Potter empalideceu de imediato, e segurou os braços da poltrona com firmeza.

- Oh... Eu devia ter imaginado. - O jovem pareceu engolir em seco, e ergueu os olhos. - Sabe que não quero voltar ao Mundo Mágico. Muito menos a Hogwarts. Eu lhe pedi que me deixasse em paz.

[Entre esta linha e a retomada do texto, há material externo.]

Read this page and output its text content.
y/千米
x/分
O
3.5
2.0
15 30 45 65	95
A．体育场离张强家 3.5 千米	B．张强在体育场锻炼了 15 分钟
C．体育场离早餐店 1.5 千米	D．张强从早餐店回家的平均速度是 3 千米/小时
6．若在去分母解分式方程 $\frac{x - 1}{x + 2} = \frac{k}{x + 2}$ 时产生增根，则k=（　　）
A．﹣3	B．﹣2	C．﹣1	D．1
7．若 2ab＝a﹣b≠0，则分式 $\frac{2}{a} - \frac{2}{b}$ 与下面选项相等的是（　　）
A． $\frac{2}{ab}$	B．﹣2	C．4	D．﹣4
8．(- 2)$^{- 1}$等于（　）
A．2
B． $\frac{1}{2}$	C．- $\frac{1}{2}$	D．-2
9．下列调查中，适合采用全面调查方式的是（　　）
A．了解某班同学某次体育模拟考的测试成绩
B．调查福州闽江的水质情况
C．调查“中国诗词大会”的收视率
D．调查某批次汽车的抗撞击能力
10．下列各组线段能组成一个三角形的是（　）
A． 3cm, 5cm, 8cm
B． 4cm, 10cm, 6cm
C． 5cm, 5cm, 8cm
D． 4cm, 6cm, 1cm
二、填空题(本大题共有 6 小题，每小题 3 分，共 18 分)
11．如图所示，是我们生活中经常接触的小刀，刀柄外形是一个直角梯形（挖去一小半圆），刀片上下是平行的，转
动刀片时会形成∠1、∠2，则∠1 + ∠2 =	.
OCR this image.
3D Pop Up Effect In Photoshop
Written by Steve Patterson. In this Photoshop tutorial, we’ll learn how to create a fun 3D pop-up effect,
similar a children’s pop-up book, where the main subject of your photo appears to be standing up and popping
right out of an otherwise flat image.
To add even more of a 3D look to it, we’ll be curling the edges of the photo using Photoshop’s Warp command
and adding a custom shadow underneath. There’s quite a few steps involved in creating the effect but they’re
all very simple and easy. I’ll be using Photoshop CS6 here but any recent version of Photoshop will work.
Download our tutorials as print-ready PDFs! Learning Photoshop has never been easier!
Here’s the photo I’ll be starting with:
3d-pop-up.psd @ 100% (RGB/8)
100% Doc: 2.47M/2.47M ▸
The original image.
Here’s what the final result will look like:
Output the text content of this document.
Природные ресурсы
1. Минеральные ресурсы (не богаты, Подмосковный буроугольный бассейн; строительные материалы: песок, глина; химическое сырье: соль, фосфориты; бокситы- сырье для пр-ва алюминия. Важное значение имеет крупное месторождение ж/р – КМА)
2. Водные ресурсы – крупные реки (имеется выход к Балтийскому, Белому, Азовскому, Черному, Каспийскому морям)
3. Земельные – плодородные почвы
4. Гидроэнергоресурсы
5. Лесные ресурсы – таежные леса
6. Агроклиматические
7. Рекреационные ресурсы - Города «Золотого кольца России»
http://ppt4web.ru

Severus sentiu um frio no estômago.

- Eu não tinha mais ninguém a quem indicar, Potter. Pense na minha situação. Acha que eu viria aqui lhe fazer um pedido como esse se tivesse uma alternativa?

Potter deu um sorriso pálido.

- Tenho certeza de que não! - Sacudiu a cabeça. - Sinto muito, Snape. A resposta é "não".

Um desânimo profundo caiu sobre Severus. Deveria ter raiva, ódio de Harry Potter, mas não. Só conseguia se sentir impotente e desolado. Levantou-se e ergueu a cabeça, tentando manter a compostura.

- Muito bem, Potter. Fique com as suas memórias, então.

Mas Potter permaneceu sentado. Parecia perdido e subitamente indeciso.

- Er... Você veio de tão longe... Não quer... tomar um chá?

Aquilo pegou Severus de surpresa. Era inútil, não era? Por que ficar ali mais tempo? Por que prolongar aquele estranho sentimento melancólico que o dominava permanecendo junto à pessoa que o estava despertando? Talvez porque uma pálida esperança teimasse em brilhar no fundo de sua alma.

- Está bem. Aceito.

~* ~* ~

Tomaram chá na mesa da cozinha. O Earl Grey estava perfeito, e o bolo de maçã e nozes, divino. Mas como nenhum dos dois fosse muito bom em jogar conversa fora, os minutos de silêncio às vezes se prolongavam tempo o bastante para Severus ficar um tanto constrangido.

Depois de um desses longos silêncios, Potter sorriu e virou-se para ele.

- Você como Diretor... Eu sinto pena daquelas crianças! Você vai massacrá-las.

Finalmente, um sentimento muito conhecido invadiu Severus: a raiva. Ele até se sentiu aliviado. Com aquele sentimento ele sabia lidar.

- Escute, Potter...

- Oh - Potter depositou a mão sobre o braço de Severus e o apertou - desculpe. Não tive a intenção de ofendê-lo. Eu só estava pensando... O pessoal de Slytherin vai se dar bem, claro. Ainda mais se você continuar privilegiando-os...

- Potter, nunca privilegiei ninguém. Eu apenas tentava, inutilmente, minimizar os privilégios que Dumbledore concedia a seus queridinhos de Gryffindor. Alguém precisava defender Slytherin - disse Severus por entre dentes cerrados. - Agora eu sou Diretor. Todos serão tratados da mesma forma, desde que obedeçam às regras.

- Eu sei. Confio em você.

Severus sentiu seus olhos se arregalarem, e esforçou-se por manter o queixo no lugar.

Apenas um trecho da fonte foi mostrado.